The buying committee, LLMs and letting your people sell
On the expanding committee.
People are 20 times more likely to buy when the whole buying group knows you, from procurement to finance, so adapting content and treating each as its own market is worth it, guided by propensity and ICP alignment. AI helps, but you need the right blend of AI and human intelligence. Beyond marketing pushing content, Edwards wants to empower key people, a head of procurement owning a thought leadership space, to do some of the selling in the WhatsApp groups aligned to their persona or sector.
On the LLM journey.
With the customer journey often starting in an LLM, you now influence humans and machines. Become a trusted voice with verified experiences, show up consistently, and optimise your website and FAQs to answer the right questions so you're surfaced. She likens it to the pub: someone tells you something, you fact-check with friends, someone Googles it, and an LLM works the same way.
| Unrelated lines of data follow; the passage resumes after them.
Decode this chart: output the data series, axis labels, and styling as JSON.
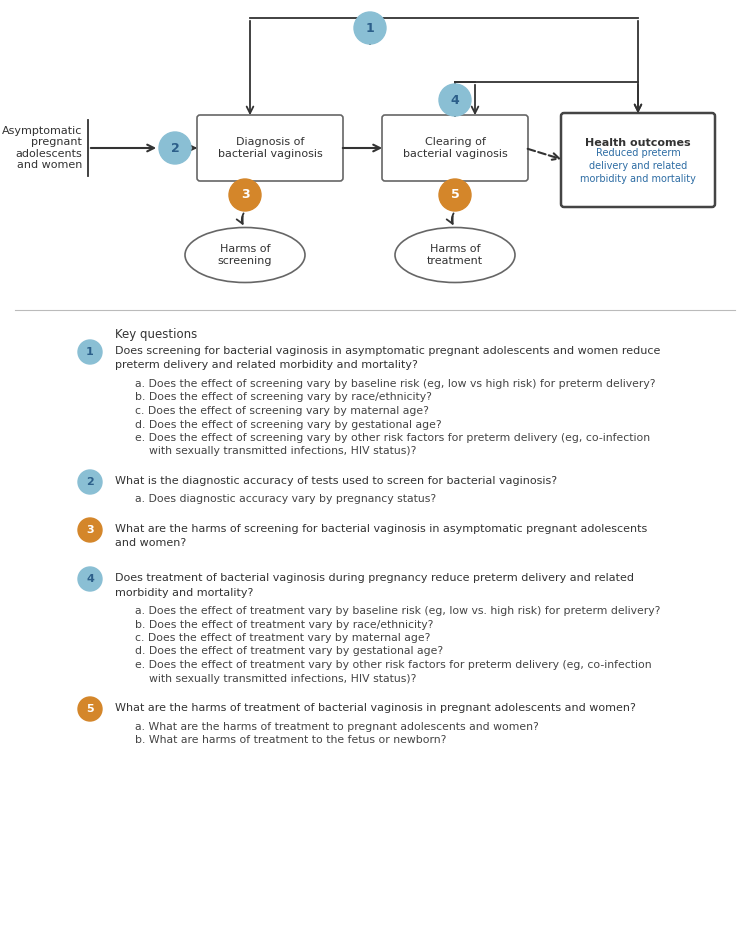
{
  "bg_color": "#ffffff",
  "light_blue": "#8abfd4",
  "orange": "#d4862a",
  "dark_text": "#333333",
  "blue_text": "#2e6da4",
  "key_questions_title": "Key questions",
  "questions": [
    {
      "number": "1",
      "color": "#8abfd4",
      "main_lines": [
        "Does screening for bacterial vaginosis in asymptomatic pregnant adolescents and women reduce",
        "preterm delivery and related morbidity and mortality?"
      ],
      "subs": [
        "a. Does the effect of screening vary by baseline risk (eg, low vs high risk) for preterm delivery?",
        "b. Does the effect of screening vary by race/ethnicity?",
        "c. Does the effect of screening vary by maternal age?",
        "d. Does the effect of screening vary by gestational age?",
        "e. Does the effect of screening vary by other risk factors for preterm delivery (eg, co-infection",
        "    with sexually transmitted infections, HIV status)?"
      ]
    },
    {
      "number": "2",
      "color": "#8abfd4",
      "main_lines": [
        "What is the diagnostic accuracy of tests used to screen for bacterial vaginosis?"
      ],
      "subs": [
        "a. Does diagnostic accuracy vary by pregnancy status?"
      ]
    },
    {
      "number": "3",
      "color": "#d4862a",
      "main_lines": [
        "What are the harms of screening for bacterial vaginosis in asymptomatic pregnant adolescents",
        "and women?"
      ],
      "subs": []
    },
    {
      "number": "4",
      "color": "#8abfd4",
      "main_lines": [
        "Does treatment of bacterial vaginosis during pregnancy reduce preterm delivery and related",
        "morbidity and mortality?"
      ],
      "subs": [
        "a. Does the effect of treatment vary by baseline risk (eg, low vs. high risk) for preterm delivery?",
        "b. Does the effect of treatment vary by race/ethnicity?",
        "c. Does the effect of treatment vary by maternal age?",
        "d. Does the effect of treatment vary by gestational age?",
        "e. Does the effect of treatment vary by other risk factors for preterm delivery (eg, co-infection",
        "    with sexually transmitted infections, HIV status)?"
      ]
    },
    {
      "number": "5",
      "color": "#d4862a",
      "main_lines": [
        "What are the harms of treatment of bacterial vaginosis in pregnant adolescents and women?"
      ],
      "subs": [
        "a. What are the harms of treatment to pregnant adolescents and women?",
        "b. What are harms of treatment to the fetus or newborn?"
      ]
    }
  ]
}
The next generation of leaders and the AI squeeze
On the evolving CMO.
She believes marketing leaders have had a gut full of being order takers off the board. She sees a step change towards commercially minded marketers who align to business outcomes, model data and argue the cost of not doing something rather than the cost of doing it. The CMO is now part strategist, part technologist and part commercial operator, while staying the voice of the customer feeding intelligence into product, pricing and positioning.
On advice to newcomers.
Newcomers are uniquely placed to get deep in AI, learn to prompt correctly and use it as an ally, because they learn quickly. The middle is being squeezed between experienced CMOs at the top and people coming up at the bottom. If newcomers prove they can operate smarter, faster and more effectively with the human and AI blend, Edwards thinks it could be game-changing. Her one capability for every leader: resilience.
Can our marketing team prove its worth in the commercial language our board understands, or is it still reporting clicks and impressions while brand becomes the first line we cut when the market turns?